今日は久しぶりに一倉定師をご紹介いたします。
- 一倉 定
- 社長の条件篇
部下の立場に立って顧客を無視する
ある会社の工場長は、熱心な人間関係論者だった。
企業は何よりも「人の和」が大切であり、そのためには何事も、よく部下と話し合って決めなければならないと思っていた。
私はある日、工場長と二人きりで話しをした。
工場長の人間関係論それ自体は反対ではない。
しかしそれが経営に優先してしまうのはいけない。
企業はお客様から仕事をいただいて、初めて食べていけるのだ。
ところが、お客様というものは、あなたの会社の内部事情など全然考えない。
考えるのは自分の立場だけなのだ。
「これこれの品物をいつまでに欲しい。

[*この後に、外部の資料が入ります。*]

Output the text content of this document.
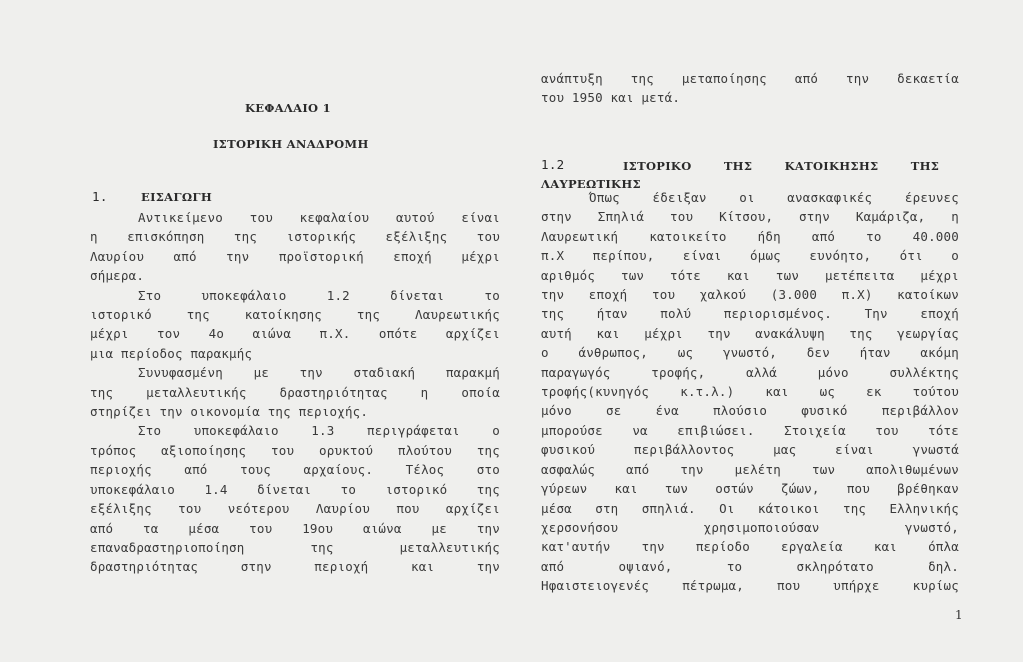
ΚΕΦΑΛΑΙΟ 1
ΙΣΤΟΡΙΚΗ ΑΝΑΔΡΟΜΗ
1.	ΕΙΣΑΓΩΓΗ
Αντικείμενο του κεφαλαίου αυτού είναι
η επισκόπηση της ιστορικής εξέλιξης του
Λαυρίου από την προϊστορική εποχή μέχρι
σήμερα.
Στο υποκεφάλαιο 1.2 δίνεται το
ιστορικό της κατοίκησης της Λαυρεωτικής
μέχρι τον 4ο αιώνα π.Χ. οπότε αρχίζει
μια περίοδος παρακμής
Συνυφασμένη με την σταδιακή παρακμή
της μεταλλευτικής δραστηριότητας η οποία
στηρίζει την οικονομία της περιοχής.
Στο υποκεφάλαιο 1.3 περιγράφεται ο
τρόπος αξιοποίησης του ορυκτού πλούτου της
περιοχής από τους αρχαίους. Τέλος στο
υποκεφάλαιο 1.4 δίνεται το ιστορικό της
εξέλιξης του νεότερου Λαυρίου που αρχίζει
από τα μέσα του 19ου αιώνα με την
επαναδραστηριοποίηση της μεταλλευτικής
δραστηριότητας στην περιοχή και την
ανάπτυξη της μεταποίησης από την δεκαετία
του 1950 και μετά.
1.2	ΙΣΤΟΡΙΚΟ ΤΗΣ ΚΑΤΟΙΚΗΣΗΣ ΤΗΣ
ΛΑΥΡΕΩΤΙΚΗΣ
Όπως έδειξαν οι ανασκαφικές έρευνες
στην Σπηλιά του Κίτσου, στην Καμάριζα, η
Λαυρεωτική κατοικείτο ήδη από το 40.000
π.Χ περίπου, είναι όμως ευνόητο, ότι ο
αριθμός των τότε και των μετέπειτα μέχρι
την εποχή του χαλκού (3.000 π.Χ) κατοίκων
της ήταν πολύ περιορισμένος. Την εποχή
αυτή και μέχρι την ανακάλυψη της γεωργίας
ο άνθρωπος, ως γνωστό, δεν ήταν ακόμη
παραγωγός τροφής, αλλά μόνο συλλέκτης
τροφής(κυνηγός κ.τ.λ.) και ως εκ τούτου
μόνο σε ένα πλούσιο φυσικό περιβάλλον
μπορούσε να επιβιώσει. Στοιχεία του τότε
φυσικού περιβάλλοντος μας είναι γνωστά
ασφαλώς από την μελέτη των απολιθωμένων
γύρεων και των οστών ζώων, που βρέθηκαν
μέσα στη σπηλιά. Οι κάτοικοι της Ελληνικής
χερσονήσου χρησιμοποιούσαν γνωστό,
κατ'αυτήν την περίοδο εργαλεία και όπλα
από οψιανό, το σκληρότατο δηλ.
Ηφαιστειογενές πέτρωμα, που υπήρχε κυρίως
1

」という要求を、あなたの会社にしてくるだけなのだ。
当然のこととして、あなたの会社の内部事情と合うはずがない。
お客様の要求と食い違う内部事情を、いかにしてお客様の要求に近づけるかを考え、実現させるのが工場長の役目なのだ。
あなたのように、部下の立場に立って、お客様の要求を二の次にしてしまうのでは、しまいにはお客様から愛想をつかされてしまう。
そうなったら会社は終わりだ。
会社を存続させるためには、いかにしてお客様の要求に、こたえるかを考えるのが第1であり、工場長の責任において、自らの意思によって、お客様に納期の返答をすべきである。
部下の意見を聞かなければ決められないようでは、工場長として失格である。
如何に無理であろうと、これだけの仕事をこなさなければやっていけないということを、よくよく部下に説明し、納得させ、部下と一緒になって、死に物狂いで努力しなければならないのだ。
「部下に無理を言ってはいけない。」というのは、遊戯の理論であって、企業戦争の理論ではない。
経営者は、企業あっての”人間関係”であることを忘れないでもらいたい。